7 Responses to “Coisas soltas por Londres”

  1. Theo Says:

    Pô Bárbara, minha impressão de Londres - e doutras plagas européias - é que rolam, sim, essas iniciativas altruístas, mas meio que pra compensar a vidinha dura, fechada e fria que eles têm. É algo como uma válvula de escape, num paralelo pra lá de torto, como o hábito de entornar aquele volume de pints na happy hour…

  2. Sandro Barreto Says:

    Olá Bárbara!

    Se eu estou incluído entre os seus 6 leitores, não há motivo pra saudade. Eu continuo te visitando aqui neste espaço, muito embora não tenha comentado mais.

    Acabamos de voltar de Londres. Estamos no Rio há uma semana e tivemos a mesma impressão que vc com relação aos preços. A gente realmente era feliz e não sabia. Saudade de gastar £26 por semana pra pegar qq transporte até a Zona 2 quantas vezes eu quisesse. Aqui com R$26 eu não duro nem 3 dias andando de ônibus e metrô.

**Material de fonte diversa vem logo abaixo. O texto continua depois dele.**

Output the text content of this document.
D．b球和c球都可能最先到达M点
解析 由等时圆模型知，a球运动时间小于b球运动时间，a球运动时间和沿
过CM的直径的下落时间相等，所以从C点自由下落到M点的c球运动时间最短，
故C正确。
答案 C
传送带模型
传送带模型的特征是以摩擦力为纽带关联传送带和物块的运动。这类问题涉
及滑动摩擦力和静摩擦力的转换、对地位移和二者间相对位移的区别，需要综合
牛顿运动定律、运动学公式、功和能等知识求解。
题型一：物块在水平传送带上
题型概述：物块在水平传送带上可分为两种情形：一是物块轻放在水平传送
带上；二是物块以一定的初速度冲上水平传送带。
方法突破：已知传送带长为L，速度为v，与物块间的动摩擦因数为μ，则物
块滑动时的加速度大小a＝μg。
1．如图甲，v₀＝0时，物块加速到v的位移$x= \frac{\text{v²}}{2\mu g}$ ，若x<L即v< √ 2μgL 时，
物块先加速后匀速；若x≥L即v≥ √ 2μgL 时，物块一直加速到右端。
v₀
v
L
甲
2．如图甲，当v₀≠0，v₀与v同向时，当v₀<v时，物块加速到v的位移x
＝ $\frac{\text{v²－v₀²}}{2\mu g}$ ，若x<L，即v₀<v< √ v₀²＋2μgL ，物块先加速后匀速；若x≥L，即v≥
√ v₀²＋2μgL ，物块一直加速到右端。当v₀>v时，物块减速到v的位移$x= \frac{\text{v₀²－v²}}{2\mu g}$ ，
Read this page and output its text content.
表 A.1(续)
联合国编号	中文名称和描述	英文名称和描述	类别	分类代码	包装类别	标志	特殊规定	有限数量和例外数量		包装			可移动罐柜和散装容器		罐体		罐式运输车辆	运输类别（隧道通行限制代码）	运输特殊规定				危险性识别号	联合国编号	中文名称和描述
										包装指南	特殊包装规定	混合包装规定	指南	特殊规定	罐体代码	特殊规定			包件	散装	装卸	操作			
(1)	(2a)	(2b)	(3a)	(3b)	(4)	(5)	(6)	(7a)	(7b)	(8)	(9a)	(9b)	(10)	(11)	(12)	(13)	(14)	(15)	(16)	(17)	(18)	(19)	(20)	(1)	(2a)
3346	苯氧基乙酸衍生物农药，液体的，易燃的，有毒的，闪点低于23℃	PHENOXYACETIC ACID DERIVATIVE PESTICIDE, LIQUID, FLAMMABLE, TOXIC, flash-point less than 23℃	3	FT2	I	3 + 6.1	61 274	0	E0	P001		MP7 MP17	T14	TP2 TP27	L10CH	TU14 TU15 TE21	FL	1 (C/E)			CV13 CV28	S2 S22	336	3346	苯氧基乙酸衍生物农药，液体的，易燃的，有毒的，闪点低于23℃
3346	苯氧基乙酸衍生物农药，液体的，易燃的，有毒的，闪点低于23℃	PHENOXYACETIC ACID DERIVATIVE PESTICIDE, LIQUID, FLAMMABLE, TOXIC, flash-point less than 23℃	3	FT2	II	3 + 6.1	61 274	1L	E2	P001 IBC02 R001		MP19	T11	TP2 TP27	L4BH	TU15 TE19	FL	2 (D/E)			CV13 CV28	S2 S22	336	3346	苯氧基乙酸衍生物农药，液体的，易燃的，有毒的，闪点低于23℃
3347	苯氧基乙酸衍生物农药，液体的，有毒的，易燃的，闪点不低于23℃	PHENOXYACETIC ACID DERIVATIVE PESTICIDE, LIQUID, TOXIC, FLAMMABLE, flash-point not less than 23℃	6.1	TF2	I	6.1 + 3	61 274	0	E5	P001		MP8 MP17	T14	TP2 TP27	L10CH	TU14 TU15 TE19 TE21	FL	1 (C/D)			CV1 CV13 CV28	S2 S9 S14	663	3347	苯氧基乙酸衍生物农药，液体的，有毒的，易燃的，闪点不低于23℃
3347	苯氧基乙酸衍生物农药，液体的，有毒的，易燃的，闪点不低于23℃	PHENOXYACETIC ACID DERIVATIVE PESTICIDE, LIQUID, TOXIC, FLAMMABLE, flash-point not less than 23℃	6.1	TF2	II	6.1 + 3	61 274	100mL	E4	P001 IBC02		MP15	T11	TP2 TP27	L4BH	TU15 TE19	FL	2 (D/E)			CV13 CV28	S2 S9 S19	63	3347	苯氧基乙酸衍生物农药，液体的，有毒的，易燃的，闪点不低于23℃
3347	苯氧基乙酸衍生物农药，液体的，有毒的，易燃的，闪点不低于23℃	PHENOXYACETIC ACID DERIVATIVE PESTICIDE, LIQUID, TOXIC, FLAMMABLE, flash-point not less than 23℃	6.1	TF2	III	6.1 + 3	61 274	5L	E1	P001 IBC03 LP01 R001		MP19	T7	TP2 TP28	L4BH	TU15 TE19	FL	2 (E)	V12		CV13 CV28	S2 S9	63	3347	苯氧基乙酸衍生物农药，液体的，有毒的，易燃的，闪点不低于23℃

    Estão culpando a gente por ter trazido esse tempinho mequetrefe pra cá. Como acabei de saber que vcs tb estão por aqui, a gente podia dividir essa responsabilidade, hein? hahahahahahaha.

    Boa estadia aqui no Rio.

    Grande beijo

  3. elaine Says:

    ah, nem vem, eu acho o pessoal aqui de londres bem bacaninha…
    aonde mais você pede informação pro moço do guichê do metrô e ele termina a informação seguida de um “darling” seguida de um sorriso fofo? :)

  4. Lia Says:

    Sim, estamos com saudades.

    E, sim, tenho pensado MUITO, mas MUITO neste assunto ultimamente. Muito. Mesmo. Porque o Rio de Janeiro não é bem assim, mas tem lá seus casos isolados. E eu ando querendo fazer um pouco mais.

  5. Bárbara Heringer Says:

    Siim, os seus leitores tem saudade de você, falo por mim pelo menos.
    Fiquei feliz de ver um post novo, gosto das coisasa que você escreve.
    Já pensou se a moda pega aqui no Brasil?Deixar livros novinhos,soltos por ai?
    Uma garota pode sonhar naum é?

    ps:Agora tenho um blog também, se você tiver um tempinho …

  6. Camila Says:

    Tô aqui tb, tava com saudade de posts novos! Agora só faltam os outros 4 leitores aparecem…

  7. João Paulo Cursino Says:

    Este leitor está com saudade de você, não sei os outros cinco.

    Aí! Quando que vocês dois vêm ao Rio? Diz o belogue da Pacamanca que ela jataqui, só faltam vocês.